Si può quindi affermare che una collaborazione con la Cina in materia di armi di distruzione di massa, qualora fosse comprovata, non sarebbe una novità.
Nel 2012, il presidente cinese Wen Jiabao firmò un accordo congiunto di cooperazione per l’energia nucleare con il re saudita Abdullah Bin Abdul Aziz per rafforzare la cooperazione tra i due paesi nello sviluppo e nell’uso dell’energia atomica, con particolare attenzione alla manutenzione e allo sviluppo di centrali nucleari e dei reattori, nonché del combustibile nucleare.23
Nel 2017 la China National Nuclear Corp (CNNC), il principale sviluppatore di progetti nucleari statali della Cina, ha firmato un memorandum d’intesa con il Saudi Geological Survey (SGS) per esplorare e valutare le risorse di uranio e torio in Arabia Saudita necessarie a soddisfare il fabbisogno di materiale radioattivo del paese.24
I geologi cinesi hanno stabilito che i depositi di uranio della Giordania si estendono a sud della provincia saudita di Hail e si ritiene che tali giacimenti abbiano riserve fino a 65.000 tonnellate di uranio più il potenziale per estrarre 140.000 tonnellate dai fosfati.

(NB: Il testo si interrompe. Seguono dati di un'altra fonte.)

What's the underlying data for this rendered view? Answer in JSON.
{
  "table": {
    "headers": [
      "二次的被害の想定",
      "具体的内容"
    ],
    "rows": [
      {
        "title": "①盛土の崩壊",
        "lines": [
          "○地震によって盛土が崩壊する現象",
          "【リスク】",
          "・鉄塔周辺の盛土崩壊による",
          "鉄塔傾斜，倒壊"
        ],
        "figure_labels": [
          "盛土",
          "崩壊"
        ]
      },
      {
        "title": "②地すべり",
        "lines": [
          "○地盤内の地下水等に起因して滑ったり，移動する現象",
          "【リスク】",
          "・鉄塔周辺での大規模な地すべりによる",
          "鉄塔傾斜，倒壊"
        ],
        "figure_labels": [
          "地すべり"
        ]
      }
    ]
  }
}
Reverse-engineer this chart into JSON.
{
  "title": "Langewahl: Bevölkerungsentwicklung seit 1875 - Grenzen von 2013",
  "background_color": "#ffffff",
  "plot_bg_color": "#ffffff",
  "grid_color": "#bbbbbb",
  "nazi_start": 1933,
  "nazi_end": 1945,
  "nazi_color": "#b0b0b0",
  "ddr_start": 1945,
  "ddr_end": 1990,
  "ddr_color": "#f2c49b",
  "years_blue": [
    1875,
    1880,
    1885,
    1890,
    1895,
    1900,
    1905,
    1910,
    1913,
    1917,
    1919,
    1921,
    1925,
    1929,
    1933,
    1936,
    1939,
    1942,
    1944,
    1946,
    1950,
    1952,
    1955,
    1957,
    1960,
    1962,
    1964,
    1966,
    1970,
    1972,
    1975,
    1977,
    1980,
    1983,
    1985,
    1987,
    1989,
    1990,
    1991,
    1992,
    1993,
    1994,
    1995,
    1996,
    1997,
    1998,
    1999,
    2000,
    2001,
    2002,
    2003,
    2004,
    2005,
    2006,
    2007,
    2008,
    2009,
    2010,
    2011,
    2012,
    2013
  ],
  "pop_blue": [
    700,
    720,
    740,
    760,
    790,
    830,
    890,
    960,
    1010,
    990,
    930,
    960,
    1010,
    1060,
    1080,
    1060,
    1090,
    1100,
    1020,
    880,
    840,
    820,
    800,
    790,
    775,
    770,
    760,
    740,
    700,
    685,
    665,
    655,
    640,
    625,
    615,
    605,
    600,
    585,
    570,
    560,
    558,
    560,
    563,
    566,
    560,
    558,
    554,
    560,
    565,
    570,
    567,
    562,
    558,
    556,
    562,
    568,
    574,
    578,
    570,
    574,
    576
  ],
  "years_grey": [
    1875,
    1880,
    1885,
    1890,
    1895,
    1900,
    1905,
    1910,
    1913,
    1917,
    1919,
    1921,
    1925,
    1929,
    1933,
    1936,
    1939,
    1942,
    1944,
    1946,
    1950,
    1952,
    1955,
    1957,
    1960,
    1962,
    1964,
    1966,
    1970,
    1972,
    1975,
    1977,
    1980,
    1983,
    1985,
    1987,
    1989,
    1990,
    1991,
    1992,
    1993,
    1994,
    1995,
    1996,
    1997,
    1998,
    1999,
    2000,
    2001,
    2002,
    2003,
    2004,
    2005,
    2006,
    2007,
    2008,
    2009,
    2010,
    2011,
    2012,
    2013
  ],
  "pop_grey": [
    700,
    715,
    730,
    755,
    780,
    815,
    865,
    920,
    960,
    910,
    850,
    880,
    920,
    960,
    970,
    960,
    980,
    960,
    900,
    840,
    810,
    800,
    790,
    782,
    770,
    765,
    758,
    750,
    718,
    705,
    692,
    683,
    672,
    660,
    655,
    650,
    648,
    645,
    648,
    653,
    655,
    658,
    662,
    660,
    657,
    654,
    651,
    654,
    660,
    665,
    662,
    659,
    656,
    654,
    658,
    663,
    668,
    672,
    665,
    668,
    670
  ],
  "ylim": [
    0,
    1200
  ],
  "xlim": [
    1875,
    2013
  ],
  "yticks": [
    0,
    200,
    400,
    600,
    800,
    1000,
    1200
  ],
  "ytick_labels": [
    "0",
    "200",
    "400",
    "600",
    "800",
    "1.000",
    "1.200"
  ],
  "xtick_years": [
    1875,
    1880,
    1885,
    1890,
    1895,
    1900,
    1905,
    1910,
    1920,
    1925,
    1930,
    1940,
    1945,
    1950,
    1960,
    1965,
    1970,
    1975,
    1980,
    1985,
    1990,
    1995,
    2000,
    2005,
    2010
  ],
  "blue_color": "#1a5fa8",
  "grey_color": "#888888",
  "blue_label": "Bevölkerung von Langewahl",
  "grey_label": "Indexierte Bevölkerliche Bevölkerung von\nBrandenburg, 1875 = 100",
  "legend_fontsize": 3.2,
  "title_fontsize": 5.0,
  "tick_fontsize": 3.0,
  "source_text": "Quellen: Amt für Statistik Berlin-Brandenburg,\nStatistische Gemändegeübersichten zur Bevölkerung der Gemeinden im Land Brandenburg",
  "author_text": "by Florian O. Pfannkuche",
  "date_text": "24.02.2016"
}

Il Ministro degli Esteri saudita Adel bin Ahmed al-Jubeir ha affermato come sviluppare l’energia nucleare è vitale per diversificare l’economia del paese e preservare il suo potenziale petrolifero. Il Ministro dell’Energia Abdulaziz bin Salman Al Saud ha affermato alla World Mining Conference che si è svolta a gennaio 2022 a Riad che l’Arabia Saudita ha enormi riserve di uranio e le userà per fini commerciali. A questo scopo, il Regno intende attrarre investimenti stranieri con l’aiuto di Saudi Arabia Mining.25 Il ministro dell’Industria e delle Risorse Minerarie Bandar al-Hurayf ha assicurato alla conferenza che il settore minerario diventerà il terzo pilastro dell’industria nazionale. Il paese prevede di aumentare la quota nel PIL di questa industria da 17 miliardi di dollari a 64 entro il 2030.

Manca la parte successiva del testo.